9 Guérissez les malades qui s’y trouvent et dites-leur : “Le règne de Dieu s’est approché de vous.” »

 

 

MARDI 27 JANVIER. Mc 3, 31-35

 

22 Les scribes, qui étaient descendus de Jérusalem, disaient : « Il est possédé par Béelzéboul ; c’est par le chef des démons qu’il expulse les démons. »

23 Les appelant près de lui, Jésus leur dit en parabole : « Comment Satan peut-il expulser Satan ?

24 Si un royaume est divisé contre lui-même, ce royaume ne peut pas tenir.

25 Si les gens d’une même maison se divisent entre eux, ces gens ne pourront pas tenir.

26 Si Satan s’est dressé contre lui-même, s’il est divisé, il ne peut pas tenir ; c’en est fini de lui.

27 Mais personne ne peut entrer dans la maison d’un homme fort et piller ses biens, s’il ne l’a d’abord ligoté. Alors seulement il pillera sa maison.

28 Amen, je vous le dis : Tout sera pardonné aux enfants des hommes : leurs péchés et les blasphèmes qu’ils auront proférés.

29 Mais si quelqu’un blasphème contre l’Esprit Saint, il n’aura jamais de pardon. Il est coupable d’un péché pour toujours. »

30 Jésus parla ainsi parce qu’ils avaient dit : « Il est possédé par un esprit impur. »

31 Alors arrivent sa mère et ses frères. Restant au-dehors, ils le font appeler.

 

 

31 En ce temps-là, comme Jésus était dans une maison, Alors arrivent sa mère et ses frères. Restant au-dehors, ils le font appeler. 

32 Une foule était assise autour de lui ; et on lui dit : « Voici que ta mère et tes frères sont là dehors : ils te cherchent. » 

33 Mais il leur répond : « Qui est ma mère ? qui sont mes frères ? » 

34 Et parcourant du regard ceux qui étaient assis en cercle autour de lui, il dit : « Voici ma mère et mes frères. 

35 Celui qui fait la volonté de Dieu, celui-là est pour moi un frère, une sœur, une mère. »

 

 

MERCREDI 28 JANVIER. Mc 4, 1-20 Parabole du Semeur.

 

https://giboulee.blogspot.com/search?q=parabole+du+semeur

 

1 En ce temps-là, Jésus se mit de nouveau à enseigner au bord de la mer de Galilée. Une foule très nombreuse se rassembla auprès de lui, si bien qu’il monta dans une barque où il s’assit.
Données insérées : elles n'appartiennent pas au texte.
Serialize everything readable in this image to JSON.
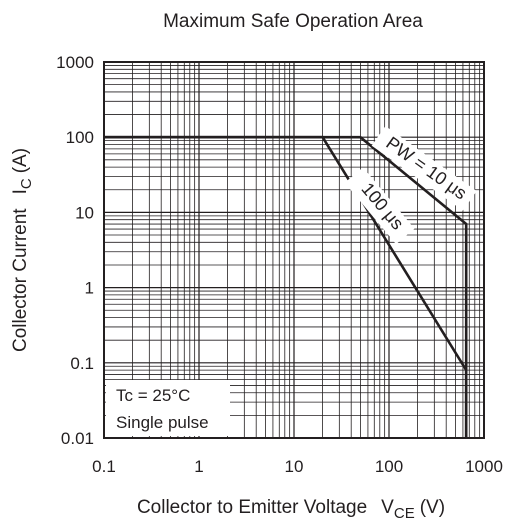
{
  "chart_data": {
    "type": "line",
    "title": "Maximum Safe Operation Area",
    "xlabel": {
      "main": "Collector to Emitter Voltage",
      "symbol": "V",
      "subscript": "CE",
      "unit": "(V)"
    },
    "ylabel": {
      "main": "Collector Current",
      "symbol": "I",
      "subscript": "C",
      "unit": "(A)"
    },
    "x_scale": "log",
    "y_scale": "log",
    "xlim": [
      0.1,
      1000
    ],
    "ylim": [
      0.01,
      1000
    ],
    "x_ticks": [
      "0.1",
      "1",
      "10",
      "100",
      "1000"
    ],
    "y_ticks": [
      "0.01",
      "0.1",
      "1",
      "10",
      "100",
      "1000"
    ],
    "x_tick_values": [
      0.1,
      1,
      10,
      100,
      1000
    ],
    "y_tick_values": [
      0.01,
      0.1,
      1,
      10,
      100,
      1000
    ],
    "grid": true,
    "series": [
      {
        "name": "PW = 10 μs",
        "x": [
          0.1,
          50,
          650,
          650
        ],
        "y": [
          100,
          100,
          7,
          0.01
        ]
      },
      {
        "name": "100 μs",
        "x": [
          0.1,
          20,
          650,
          650
        ],
        "y": [
          100,
          100,
          0.08,
          0.01
        ]
      }
    ],
    "annotations": [
      "Tc = 25°C",
      "Single pulse"
    ]
  }
}
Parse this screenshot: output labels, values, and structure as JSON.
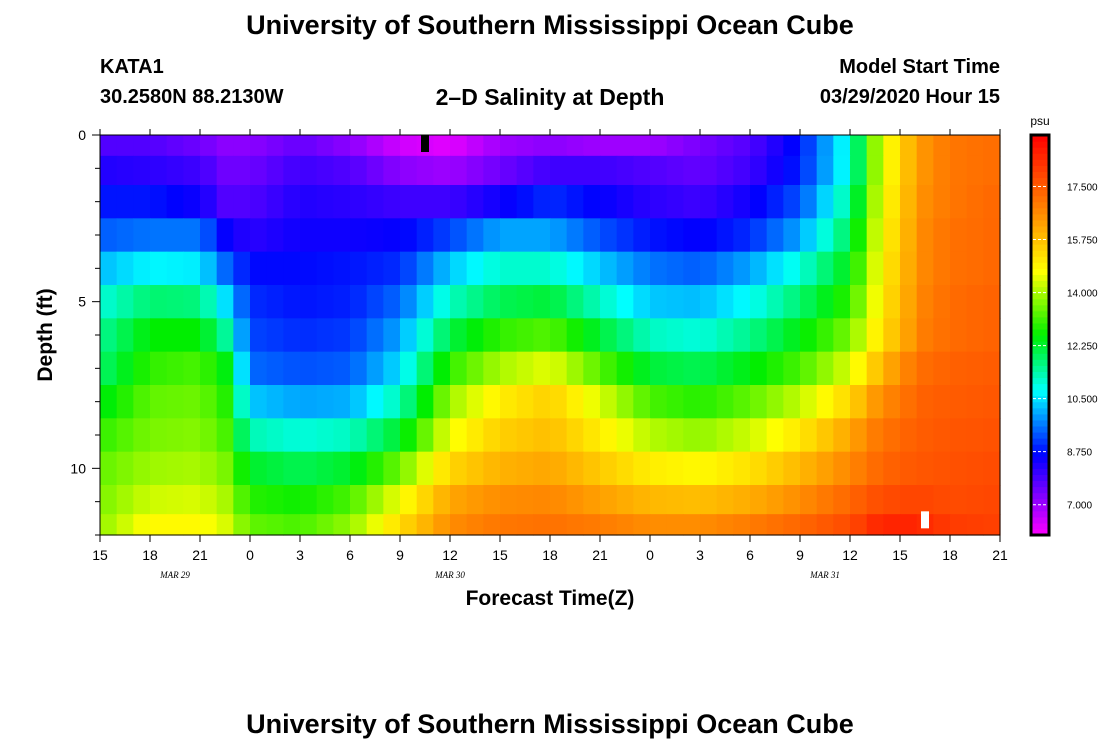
{
  "header": {
    "title": "University of Southern Mississippi Ocean Cube",
    "station_id": "KATA1",
    "station_coords": "30.2580N 88.2130W",
    "chart_title": "2–D Salinity at Depth",
    "model_start_label": "Model Start Time",
    "model_start_value": "03/29/2020 Hour 15"
  },
  "footer": {
    "title": "University of Southern Mississippi Ocean Cube"
  },
  "chart_data": {
    "type": "heatmap",
    "title": "2–D Salinity at Depth",
    "xlabel": "Forecast Time(Z)",
    "ylabel": "Depth (ft)",
    "units": "psu",
    "x_start_hour": 15,
    "x_range_hours": [
      0,
      54
    ],
    "x_tick_labels": [
      "15",
      "18",
      "21",
      "0",
      "3",
      "6",
      "9",
      "12",
      "15",
      "18",
      "21",
      "0",
      "3",
      "6",
      "9",
      "12",
      "15",
      "18",
      "21"
    ],
    "date_labels": [
      {
        "label": "MAR 29",
        "hour": 4.5
      },
      {
        "label": "MAR 30",
        "hour": 21
      },
      {
        "label": "MAR 31",
        "hour": 43.5
      }
    ],
    "y_range_ft": [
      0,
      12
    ],
    "y_tick_labels": [
      "0",
      "5",
      "10"
    ],
    "y_tick_values": [
      0,
      5,
      10
    ],
    "colorbar": {
      "min": 6.0,
      "max": 19.2,
      "tick_values": [
        7.0,
        8.75,
        10.5,
        12.25,
        14.0,
        15.75,
        17.5
      ],
      "tick_labels": [
        "7.000",
        "8.750",
        "10.500",
        "12.250",
        "14.000",
        "15.750",
        "17.500"
      ]
    },
    "depth_levels_ft": [
      0.25,
      1.0,
      2.0,
      3.0,
      4.0,
      5.0,
      6.0,
      7.0,
      8.0,
      9.0,
      10.0,
      11.0,
      11.75
    ],
    "time_key_hours": [
      0,
      3,
      6,
      7.5,
      9,
      12,
      15,
      18,
      21,
      24,
      27,
      30,
      33,
      36,
      39,
      42,
      45,
      46.5,
      48,
      49.5,
      51,
      54
    ],
    "salinity_profiles": [
      [
        7.8,
        7.8,
        7.5,
        7.2,
        7.2,
        7.6,
        7.2,
        6.5,
        6.3,
        7.0,
        7.2,
        7.0,
        7.0,
        7.4,
        7.8,
        8.8,
        11.0,
        13.8,
        15.5,
        16.5,
        17.0,
        17.2
      ],
      [
        8.3,
        8.2,
        8.0,
        7.5,
        7.5,
        8.0,
        7.8,
        7.2,
        7.0,
        7.5,
        8.0,
        8.0,
        7.8,
        7.6,
        8.0,
        8.9,
        11.0,
        13.8,
        15.5,
        16.5,
        17.0,
        17.2
      ],
      [
        8.8,
        8.8,
        8.5,
        7.8,
        7.8,
        8.3,
        8.2,
        8.0,
        8.0,
        8.5,
        9.0,
        8.6,
        8.2,
        8.0,
        8.5,
        9.3,
        11.5,
        14.0,
        15.6,
        16.6,
        17.0,
        17.3
      ],
      [
        9.4,
        9.6,
        9.6,
        8.6,
        8.2,
        8.5,
        8.5,
        8.6,
        9.2,
        10.0,
        10.0,
        9.3,
        8.8,
        8.6,
        9.0,
        10.0,
        12.0,
        14.2,
        15.7,
        16.7,
        17.1,
        17.3
      ],
      [
        10.2,
        10.7,
        10.6,
        9.5,
        8.7,
        8.7,
        8.8,
        9.0,
        10.3,
        11.1,
        11.1,
        10.3,
        9.6,
        9.4,
        10.0,
        11.0,
        12.5,
        14.4,
        15.8,
        16.7,
        17.1,
        17.3
      ],
      [
        11.0,
        11.8,
        11.7,
        10.5,
        9.0,
        8.8,
        8.9,
        9.5,
        11.2,
        12.0,
        12.2,
        11.2,
        10.3,
        10.2,
        10.8,
        11.8,
        13.0,
        14.6,
        15.9,
        16.8,
        17.2,
        17.4
      ],
      [
        11.5,
        12.6,
        12.6,
        11.5,
        9.2,
        9.0,
        9.1,
        10.0,
        12.1,
        13.0,
        13.3,
        12.2,
        11.2,
        11.0,
        11.6,
        12.5,
        13.6,
        14.9,
        16.0,
        16.9,
        17.2,
        17.4
      ],
      [
        11.8,
        13.0,
        13.2,
        12.5,
        9.5,
        9.3,
        9.4,
        10.5,
        13.0,
        14.0,
        14.5,
        13.3,
        12.2,
        12.0,
        12.5,
        13.2,
        14.4,
        15.6,
        16.6,
        17.2,
        17.4,
        17.5
      ],
      [
        12.4,
        13.4,
        13.5,
        12.9,
        10.3,
        10.0,
        10.1,
        11.3,
        13.9,
        15.0,
        15.5,
        14.4,
        13.2,
        12.9,
        13.4,
        14.2,
        15.4,
        16.4,
        17.0,
        17.4,
        17.5,
        17.6
      ],
      [
        13.0,
        13.6,
        13.7,
        13.2,
        11.3,
        11.0,
        11.2,
        12.3,
        14.6,
        15.5,
        15.8,
        15.0,
        14.1,
        13.8,
        14.3,
        15.1,
        16.2,
        16.9,
        17.3,
        17.5,
        17.6,
        17.7
      ],
      [
        13.4,
        13.9,
        14.0,
        13.6,
        12.3,
        12.0,
        12.3,
        13.5,
        15.4,
        16.0,
        16.2,
        15.6,
        15.0,
        14.8,
        15.2,
        15.9,
        16.7,
        17.2,
        17.5,
        17.6,
        17.7,
        17.8
      ],
      [
        13.6,
        14.3,
        14.4,
        14.0,
        12.9,
        12.7,
        13.2,
        14.6,
        16.2,
        16.6,
        16.7,
        16.3,
        15.9,
        15.8,
        16.1,
        16.6,
        17.3,
        17.7,
        17.9,
        17.9,
        17.8,
        17.9
      ],
      [
        13.8,
        14.8,
        14.8,
        14.4,
        13.4,
        13.2,
        13.8,
        15.3,
        16.6,
        17.0,
        17.1,
        16.9,
        16.6,
        16.6,
        16.9,
        17.3,
        17.8,
        18.4,
        18.6,
        18.4,
        18.1,
        18.0
      ]
    ],
    "markers": [
      {
        "name": "black-marker",
        "hour": 19.5,
        "depth_ft": 0.0,
        "color": "#000000"
      },
      {
        "name": "white-marker",
        "hour": 49.5,
        "depth_ft": 11.5,
        "color": "#ffffff"
      }
    ]
  }
}
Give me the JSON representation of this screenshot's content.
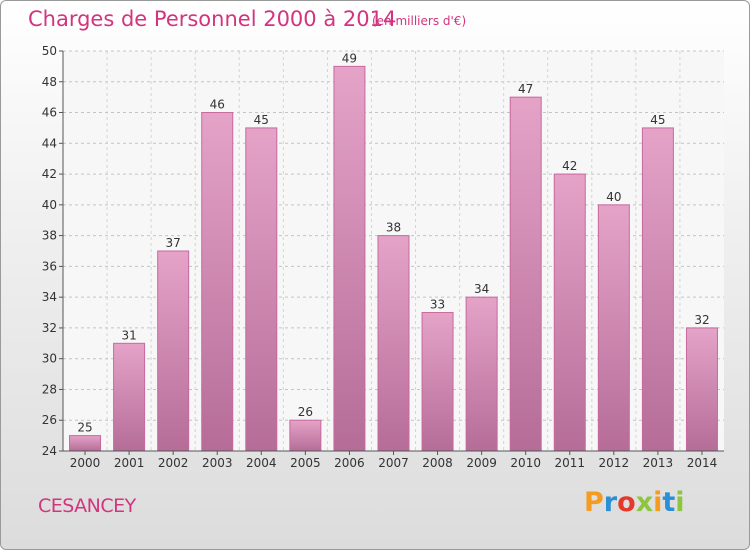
{
  "header": {
    "title": "Charges de Personnel 2000 à 2014",
    "subtitle": "(en milliers d'€)"
  },
  "footer": {
    "commune": "CESANCEY"
  },
  "logo": {
    "letters": [
      "P",
      "r",
      "o",
      "x",
      "i",
      "t",
      "i"
    ],
    "colors": [
      "#f59b1f",
      "#2a8fd6",
      "#e53a2b",
      "#8cc63f",
      "#f59b1f",
      "#2a8fd6",
      "#8cc63f"
    ]
  },
  "chart_data": {
    "type": "bar",
    "title": "Charges de Personnel 2000 à 2014",
    "subtitle": "(en milliers d'€)",
    "categories": [
      "2000",
      "2001",
      "2002",
      "2003",
      "2004",
      "2005",
      "2006",
      "2007",
      "2008",
      "2009",
      "2010",
      "2011",
      "2012",
      "2013",
      "2014"
    ],
    "values": [
      25,
      31,
      37,
      46,
      45,
      26,
      49,
      38,
      33,
      34,
      47,
      42,
      40,
      45,
      32
    ],
    "data_labels": [
      "25",
      "31",
      "37",
      "46",
      "45",
      "26",
      "49",
      "38",
      "33",
      "34",
      "47",
      "42",
      "40",
      "45",
      "32"
    ],
    "ylim": [
      24,
      50
    ],
    "yticks": [
      "24",
      "26",
      "28",
      "30",
      "32",
      "34",
      "36",
      "38",
      "40",
      "42",
      "44",
      "46",
      "48",
      "50"
    ],
    "grid": true,
    "bar_color": "#e5a3c8",
    "bar_color_dark": "#b56d98",
    "bar_edge": "#c8689e"
  }
}
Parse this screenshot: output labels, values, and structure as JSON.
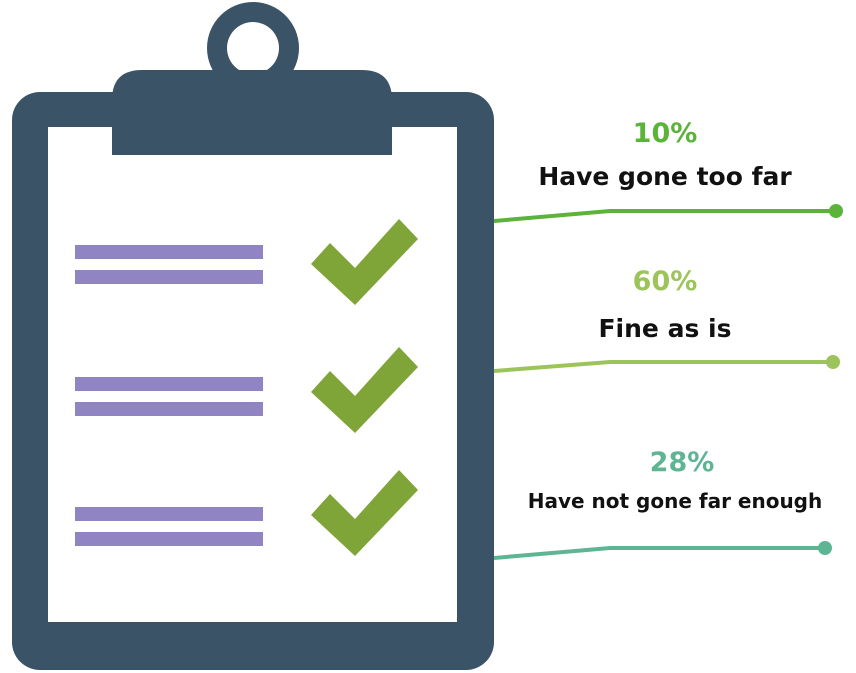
{
  "chart_data": {
    "type": "bar",
    "categories": [
      "Have gone too far",
      "Fine as is",
      "Have not gone far enough"
    ],
    "values": [
      10,
      60,
      28
    ],
    "value_labels": [
      "10%",
      "60%",
      "28%"
    ],
    "unit": "%",
    "colors": [
      "#5bb33a",
      "#9cc45a",
      "#5db594"
    ]
  },
  "icons": {
    "clipboard": "clipboard-icon",
    "check": "checkmark-icon"
  },
  "palette": {
    "clipboard": "#3b5367",
    "paper": "#ffffff",
    "lines": "#9184c2",
    "check": "#7fa437"
  }
}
Il était sur la mer, et toute la foule était près de la mer, sur le rivage. 

 

Cela évoque ce qui s'est déjà passé, au chapitre 3, quand il demande que l'on tienne une barque prête, parce que la foule qui veut le toucher, est presque sur le point de l'écraser, ou aussi qu'ils s'écrasent les uns les autres. Mais c'est un moyen dire : pas de guérisons. Aujourd'hui enseignement.

 

Quelqu'un disait que ce type d'enseignement était aussi un moyen de se mettre à l'abri des pharisiens et des scribes.

 

 

 

2 Il leur enseignait beaucoup de choses en paraboles, et dans son enseignement il leur disait : 

 

3 « Écoutez ! Voici que le semeur sortit pour semer. Et c'est un semeur qui marche.

 

 

Son temps est arrivé. Il sort, parce que c'est son temps à lui. Semer, semer et espérer que cela va donner du fruit. Enfin là, il sème du grain.

 

4 Comme il semait, du grain est tombé au bord du chemin ; les oiseaux sont venus et ils ont tout mangé. 

 

Eux ne sont pas venus pour rien. L'oiseau pour moi, c'est un peu ma partie infantile. Elle reçoit son compte. Et ce n'est pas si mal.

 

5Du grain est tombé aussi sur du sol pierreux, où il n’avait pas beaucoup de terre ; il a levé aussitôt, parce que la terre était peu profonde ; 

6et lorsque le soleil s’est levé, ce grain a brûlé et, faute de racines, il a séché. 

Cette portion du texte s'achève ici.